Ringe aus Mokume-Gane

Der japanischer Schwertschmied Denbei Shoami (1651-1728, Akita, Japan) gilt als Entdecker des Nichteisen-Mokume Gane, das ursprünglich ausschließlich zur Verzierung kostbarer Samuraischwerter gedacht war. Zur Anwendung kam es hauptsächlich im Bereich des Stichblattes (Tsuba), das sich hierdurch mehr und mehr zu einem Kunstobjekt und Statussymbol für den Eigentümer des Schwertes entwickelte.

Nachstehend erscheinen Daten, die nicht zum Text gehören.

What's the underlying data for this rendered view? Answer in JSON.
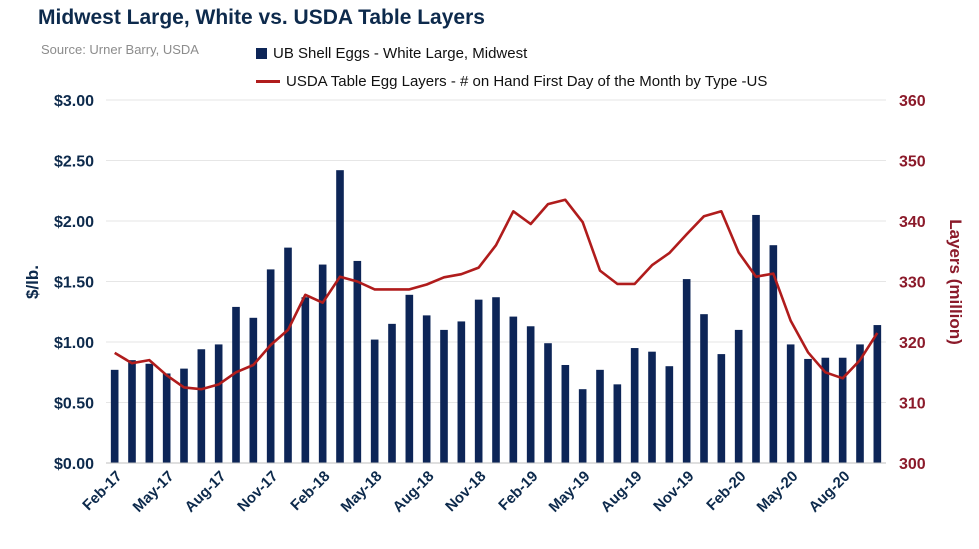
{
  "title": "Midwest Large, White vs. USDA Table Layers",
  "source": "Source: Urner Barry, USDA",
  "colors": {
    "bar": "#0d2557",
    "line": "#b01c1c",
    "left_axis": "#0d2a4c",
    "right_axis": "#8b1a2a",
    "grid": "#e6e6e6"
  },
  "chart_data": {
    "type": "bar+line",
    "legend": [
      "UB Shell Eggs - White Large, Midwest",
      "USDA Table Egg Layers - # on Hand First Day of the Month by Type -US"
    ],
    "legend_placement": "top",
    "ylabel_left": "$/lb.",
    "ylabel_right": "Layers (million)",
    "ylim_left": [
      0,
      3
    ],
    "ylim_right": [
      300,
      360
    ],
    "yticks_left": [
      "$0.00",
      "$0.50",
      "$1.00",
      "$1.50",
      "$2.00",
      "$2.50",
      "$3.00"
    ],
    "yticks_right": [
      "300",
      "310",
      "320",
      "330",
      "340",
      "350",
      "360"
    ],
    "grid": true,
    "x_tick_labels": [
      "Feb-17",
      "May-17",
      "Aug-17",
      "Nov-17",
      "Feb-18",
      "May-18",
      "Aug-18",
      "Nov-18",
      "Feb-19",
      "May-19",
      "Aug-19",
      "Nov-19",
      "Feb-20",
      "May-20",
      "Aug-20"
    ],
    "x_tick_every": 3,
    "months": [
      "Feb-17",
      "Mar-17",
      "Apr-17",
      "May-17",
      "Jun-17",
      "Jul-17",
      "Aug-17",
      "Sep-17",
      "Oct-17",
      "Nov-17",
      "Dec-17",
      "Jan-18",
      "Feb-18",
      "Mar-18",
      "Apr-18",
      "May-18",
      "Jun-18",
      "Jul-18",
      "Aug-18",
      "Sep-18",
      "Oct-18",
      "Nov-18",
      "Dec-18",
      "Jan-19",
      "Feb-19",
      "Mar-19",
      "Apr-19",
      "May-19",
      "Jun-19",
      "Jul-19",
      "Aug-19",
      "Sep-19",
      "Oct-19",
      "Nov-19",
      "Dec-19",
      "Jan-20",
      "Feb-20",
      "Mar-20",
      "Apr-20",
      "May-20",
      "Jun-20",
      "Jul-20",
      "Aug-20",
      "Sep-20",
      "Oct-20"
    ],
    "series": [
      {
        "name": "UB Shell Eggs - White Large, Midwest",
        "type": "bar",
        "axis": "left",
        "values": [
          0.77,
          0.85,
          0.82,
          0.74,
          0.78,
          0.94,
          0.98,
          1.29,
          1.2,
          1.6,
          1.78,
          1.37,
          1.64,
          2.42,
          1.67,
          1.02,
          1.15,
          1.39,
          1.22,
          1.1,
          1.17,
          1.35,
          1.37,
          1.21,
          1.13,
          0.99,
          0.81,
          0.61,
          0.77,
          0.65,
          0.95,
          0.92,
          0.8,
          1.52,
          1.23,
          0.9,
          1.1,
          2.05,
          1.8,
          0.98,
          0.86,
          0.87,
          0.87,
          0.98,
          1.14
        ]
      },
      {
        "name": "USDA Table Egg Layers - # on Hand First Day of the Month by Type -US",
        "type": "line",
        "axis": "right",
        "values": [
          318.2,
          316.5,
          317.0,
          314.5,
          312.5,
          312.2,
          313.0,
          315.0,
          316.2,
          319.5,
          322.0,
          327.8,
          326.5,
          330.8,
          330.0,
          328.7,
          328.7,
          328.7,
          329.5,
          330.7,
          331.2,
          332.3,
          336.0,
          341.6,
          339.5,
          342.8,
          343.5,
          339.8,
          331.8,
          329.6,
          329.6,
          332.7,
          334.7,
          337.8,
          340.8,
          341.6,
          334.8,
          330.8,
          331.3,
          323.5,
          318.3,
          315.0,
          314.0,
          317.0,
          321.5
        ]
      }
    ]
  }
}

Das Ehepaar Hiroko Sato und Gene Pijanowski lernte in den 70er Jahren in Japan das klassische Mokume Gane kennen, brachte diese Technik in die Vereinigten Staaten und entwickelte es dort weiter als eine neuartige Bereicherung für den Schmuckbereich. Die Basis für Mokume Gane entsteht durch die Verschweissung dünner Bleche verschiedener Bunt- und Edelmetalle und deren Legierungen mit kontrastierenden Farben, ohne Flussmittel und Lot. Es müssen Metalle sein, die ähnliche metallurgische und verarbeitungstechnische Eigenschaften aufweisen.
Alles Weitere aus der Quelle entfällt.